Last week we discussed the possibility of brewing beer with helium, but today we’re talking about using helium to (quite literally) take beer to new heights.
A couple of die-hard beer fans from “Natty Nation” came up with the idea of making the infamous beer the first brew to enter the stratosphere.
Danny B. and Rich T., the hosts of this video, were given the green light by Natural Light to try to send a can of their beer up under a helium-filled weather balloon, to honor Natural Light with the title of “the first beer in space.”
(The “First Beer in Space” title is actually inaccurate. The helium balloon reached approximately 90,000 feet, which is in the stratosphere. The stratosphere is 33,000 feet at the lowest altitude and 130,000 feet at the upper altitude. Space technically begins at the Kármán Line, which is 328,084 feet up from the surface of the Earth, nearly four times higher than the beer traveled.)
The two men constructed a homemade “space craft,” nicknamed the Aluminum Fullcan, which was a styrofoam cooler that carried the full beer, a GPS device so that they could find it later, and an HD camera that filmed the empty can that you see riding on the outside of the craft. Check out the “making of” video below…
The helium balloon carried the Aluminum Fullcan up for two-and-a-half hours until it hit 90,000 feet, where it finally popped and fell back to the planet 60 miles away from the launch site.
At the start of the 150-mph free-fall, you can actually see ice chips that had formed on the balloon rain down from above.
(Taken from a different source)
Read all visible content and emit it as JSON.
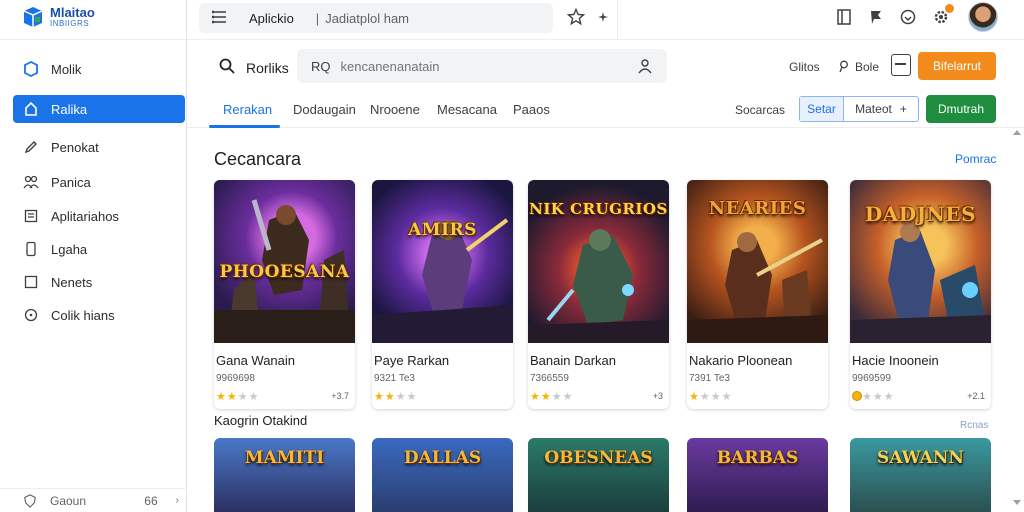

A cooler of beer taken up to the stratosphere under a helium balloon: Is there any neater way to get your beer ice cold?
Maybe you’re asking to yourself, “But has a beer actually ever been in space?”
A helium balloon will never get a beer into actual space (we will explain why in the near future), but a rocket will…
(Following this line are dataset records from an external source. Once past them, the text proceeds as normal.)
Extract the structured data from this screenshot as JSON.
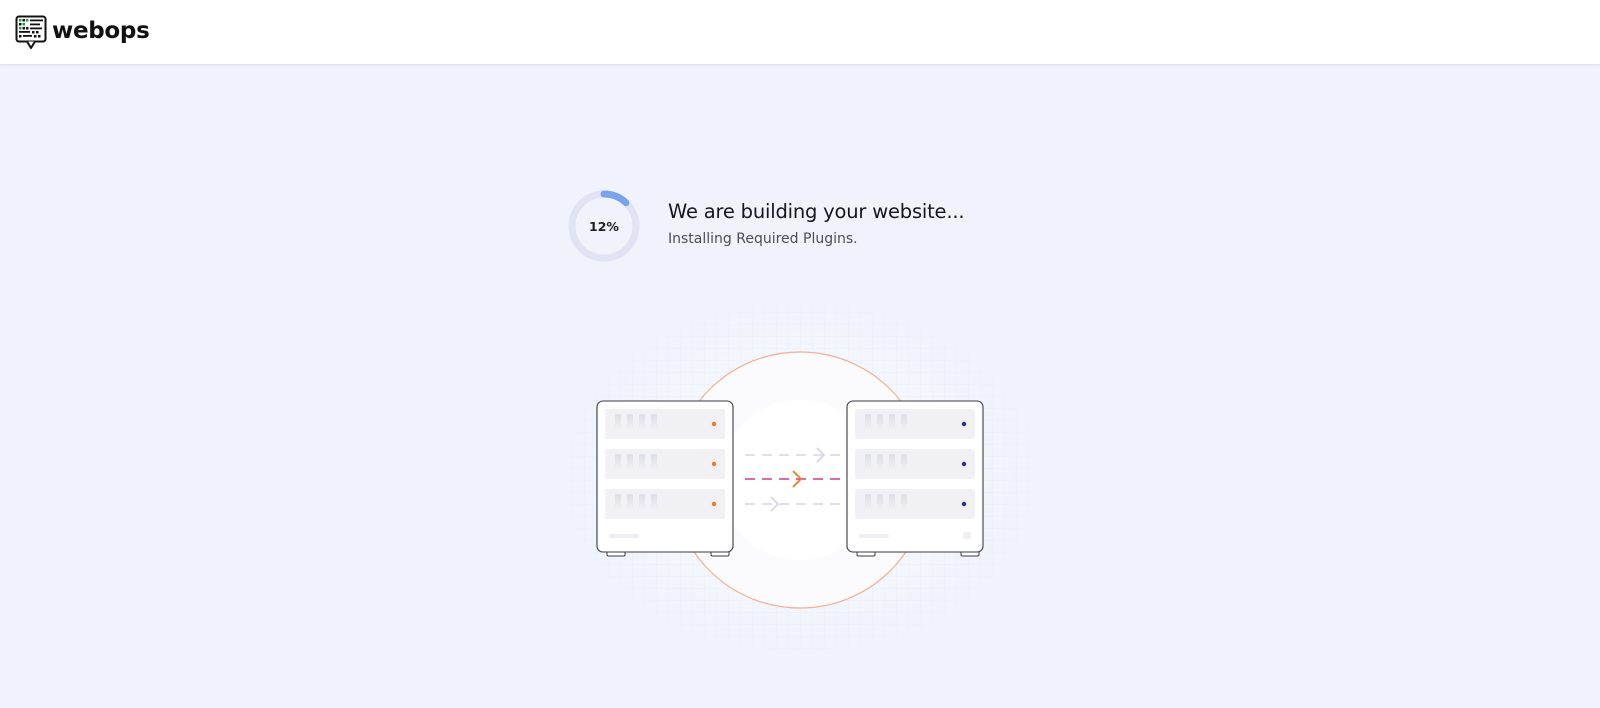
{
  "header": {
    "brand": "webops"
  },
  "progress": {
    "percent": 12,
    "label": "12%",
    "title": "We are building your website...",
    "subtitle": "Installing Required Plugins."
  },
  "colors": {
    "page_bg": "#f0f3fc",
    "ring_track": "#dfe3f3",
    "ring_fill": "#7aa2ef",
    "accent_orange": "#ee7a1b",
    "accent_pink": "#d9368a",
    "accent_navy": "#2b2d8f"
  },
  "icons": {
    "logo": "webops-logo-icon",
    "server_left": "source-server-icon",
    "server_right": "destination-server-icon"
  }
}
Ninkasi Brewing Company released their “Ground Control” beer in April, which is an Imperial Stout fermented with ale yeast that was sent up to space on a rocket, flown back down to Earth, and used to brew the stout.
But if that doesn’t count on your space beer scorecard…
Vostok Space Beer was specifically brewed for astronauts (and other people in space), because regular beer can be uncomfortable to drink in zero-G due to the mild swelling of the tongue that occurs and the carbonation bubbles that don’t separate from the liquid (you’d burp bubbles and beer if you burped in space).